Because we were chasing time, we didn’t have time to visit their History Garage, located separately from Mega Web’s main building, at the other end of VenusFort mall. History Garage contains some of Toyota’s greatest creations, including the 2000GT, the AE86, MR2, and the likes.
Whenever you are visiting Japan, and you are a car enthusiast, a visit to Toyota Mega Web is definitely a must. The whole place is pretty fun and pretty cheeky, especially considering the amount of activities your kids can experience, but, if you are fortunate enough to have an international license, you can experience the Waku-Doki side of Toyota by trying out their cars at the Ride One test track, or if you are a tuning enthusiast, a visit to the Waku-Doki Zone is certainly a must for you, as you will get to see the famous tuned cars from Gazoo Racing, TRD, and the other performance arms of Toyota.
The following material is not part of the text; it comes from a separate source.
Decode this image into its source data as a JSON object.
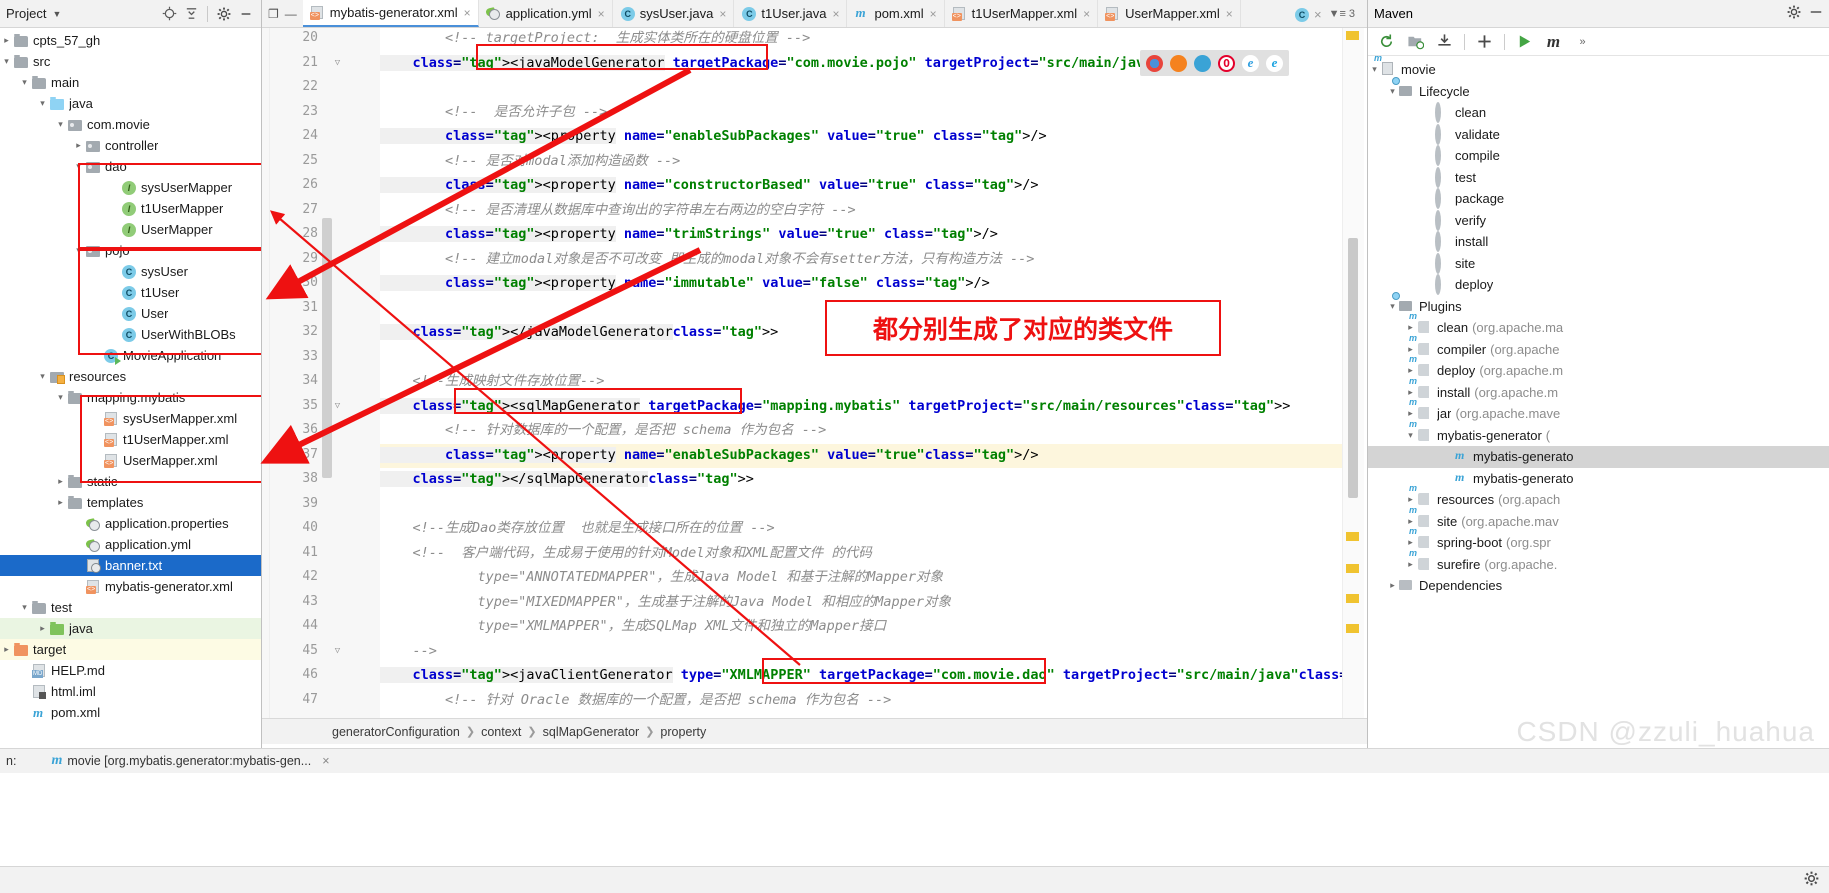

I definitely had fun in my whole stay in Japan, and I wish to come back to this amazingly fun country. The vibrancy of their car culture and basically their lives make me want to come back for more. If you are interested to visit Toyota Mega Web, the facility is easily accessible by taking the SkyHop Bus using the Odaiba Route. The bus stops at the VenusFort mall, in which Toyota Mega Web is integrated. Because there are so much cars and so much activities in store inside Toyota Mega Web, it is advised that you should dedicate one whole day to experience this fun and awesome theme park.
Visiting Japan? Excited to know more about Toyota Mega Web? Just visit their website at www.megaweb.gr.jp in which the site’s About page can be viewed in English. Do note that not all rides are available if you are unable to speak or read Japanese since some rides don’t have English instructions or instructors.